Esso, e questo è il vero significato di «pienezza
del tempo», non è privo di senso, ma è governato dalla
provvidenza divina verso una meta finale: questa meta finale verso cui
il tempo si muove è Gesù Cristo. Quando questi è concepito,
in quel momento, il tempo ha raggiunto la meta a cui era orientato: ha
raggiunto la sua pienezza. In Gesù Cristo infatti il Padre ha donato
pienamente la sua vita divina, eterna, all’uomo e quindi l’uomo ha potuto
trovare dentro al tempo in Gesù Cristo una strada verso l’eternità.
Egli pertanto costituisce il «tornante decisivo» di tutto il
tempo. Il tempo ha inizio quando il Padre onnipotente ha dato origine all’universo
per effondere il suo amore su tutte le creature (cfr. Pre-ghiera Eucaristica
IV – Prefazio).
Questa effusione di libero amore divino tocca il suo vertice insuperabile
nel momento in cui una Persona divina, quella del Verbo, unisce a sé
una natura creata, quella umana. Non è infatti pensabile un’unione
di Dio colla creatura più grande di questa: in quest’unione la creazione,
da parte di Dio, raggiunge la su pienezza. E nello stesso tempo, nel Verbo
incarnato la creatura tutta attraverso la natura umana assunta dal Verbo,
ritorna al suo Creatore e “con Cristo, per Cristo ed in Cristo “ sale al
Padre ogni onore e gloria. Cristo è veramente la pienezza del tempo;
è il centro della storia e del cosmo.
2. “In quel tempo, i pastori andarono senz’indugio e trovarono Maria
e Giuseppe e il bambino, che giaceva in una mangiatoia”.«In quel
tempo»: ora è dato all’uomo un tempo nel quale può
trovare il Verbo incarnato, può incontrare Cristo. L’istante del
concepimento del Verbo nella nostra natura umana è passato definitivamente,
nella sua singolarità irripetibile. Ma l’atto interiore con cui
Egli ha vissuto quel momento e lo stato o condizione che ne è derivato
nella sua umanità, rimane per sempre: infatti, “entrando nel mondo,
Cristo dice: … ecco, io vengo… per fare, o Dio, la tua volontà…

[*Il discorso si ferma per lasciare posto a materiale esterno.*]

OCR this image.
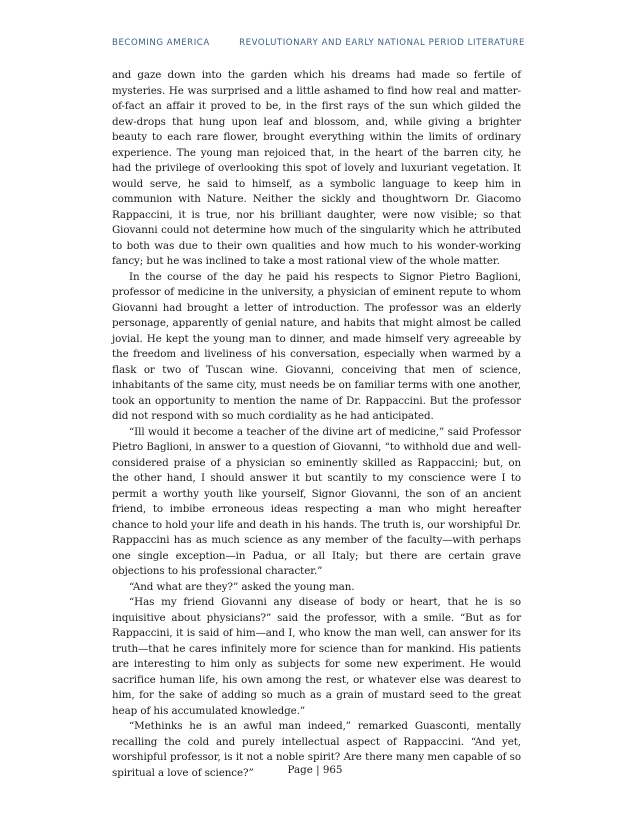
BECOMING AMERICA	REVOLUTIONARY AND EARLY NATIONAL PERIOD LITERATURE

and gaze down into the garden which his dreams had made so fertile of mysteries. He was surprised and a little ashamed to find how real and matter-of-fact an affair it proved to be, in the first rays of the sun which gilded the dew-drops that hung upon leaf and blossom, and, while giving a brighter beauty to each rare flower, brought everything within the limits of ordinary experience. The young man rejoiced that, in the heart of the barren city, he had the privilege of overlooking this spot of lovely and luxuriant vegetation. It would serve, he said to himself, as a symbolic language to keep him in communion with Nature. Neither the sickly and thoughtworn Dr. Giacomo Rappaccini, it is true, nor his brilliant daughter, were now visible; so that Giovanni could not determine how much of the singularity which he attributed to both was due to their own qualities and how much to his wonder-working fancy; but he was inclined to take a most rational view of the whole matter.

In the course of the day he paid his respects to Signor Pietro Baglioni, professor of medicine in the university, a physician of eminent repute to whom Giovanni had brought a letter of introduction. The professor was an elderly personage, apparently of genial nature, and habits that might almost be called jovial. He kept the young man to dinner, and made himself very agreeable by the freedom and liveliness of his conversation, especially when warmed by a flask or two of Tuscan wine. Giovanni, conceiving that men of science, inhabitants of the same city, must needs be on familiar terms with one another, took an opportunity to mention the name of Dr. Rappaccini. But the professor did not respond with so much cordiality as he had anticipated.

“Ill would it become a teacher of the divine art of medicine,” said Professor Pietro Baglioni, in answer to a question of Giovanni, “to withhold due and well-considered praise of a physician so eminently skilled as Rappaccini; but, on the other hand, I should answer it but scantily to my conscience were I to permit a worthy youth like yourself, Signor Giovanni, the son of an ancient friend, to imbibe erroneous ideas respecting a man who might hereafter chance to hold your life and death in his hands. The truth is, our worshipful Dr. Rappaccini has as much science as any member of the faculty—with perhaps one single exception—in Padua, or all Italy; but there are certain grave objections to his professional character.”

“And what are they?” asked the young man.

“Has my friend Giovanni any disease of body or heart, that he is so inquisitive about physicians?” said the professor, with a smile. “But as for Rappaccini, it is said of him—and I, who know the man well, can answer for its truth—that he cares infinitely more for science than for mankind. His patients are interesting to him only as subjects for some new experiment. He would sacrifice human life, his own among the rest, or whatever else was dearest to him, for the sake of adding so much as a grain of mustard seed to the great heap of his accumulated knowledge.”

“Methinks he is an awful man indeed,” remarked Guasconti, mentally recalling the cold and purely intellectual aspect of Rappaccini. “And yet, worshipful professor, is it not a noble spirit? Are there many men capable of so spiritual a love of science?”	Page | 965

Ed è appunto per quella volontà che noi siamo stati santificati,
per mezzo dell’offerta del corpo di Cristo, fatta una volta per sempre”
(Eb. 10, 5.7.10). Fatto una volta per sempre: l’atto interiore con cui
il Verbo concepito da Maria riporta l’umanità alla santità
della sua prima origine, resta per sempre, diviene una realtà nella
quale l’uomo può entrare ed uscire.
“Gesù Cristo è lo stesso ieri, oggi e sempre!… è
bene che il cuore venga rinsaldato dalla grazia” (ib. 13, 8-9). La fermezza
del cuore, dentro e sopra il passare del tempo, è possibile se la
nostra esistenza entra dentro all’obbedienza di Cristo al Padre; ingresso
che si realizza nella liturgia cristiana: nell’Eucaristia in primo luogo.
E’ per questo che per il credente, il vero tempo è il tempo liturgico;
per il credente, il passare del tempo è segnato dalla celebrazione
eucaristica.
In questa visione, propria del cristianesimo, il tempo è
ultimamente determinato dalla nostra libertà, è un movimento
della libertà. La «qualità del tempo» è
decisa dalle qualità delle nostre scelte: i tempi sono buoni se
scegliamo di vivere in Cristo; i tempi sono cattivi se decidiamo di vivere
in noi stessi e per noi stessi. Dal come siamo liberi dipende se valorizziamo
o sciupiamo il tempo.
Mai come questa sera celebriamo con consapevolezza la divina
Eucaristia: per inserire la nostra libertà dentro alla libertà
di Cristo che dona se stesso sulla Croce. Per redimere il tempo che ancora
ci è donato, alla fine di questo millenio.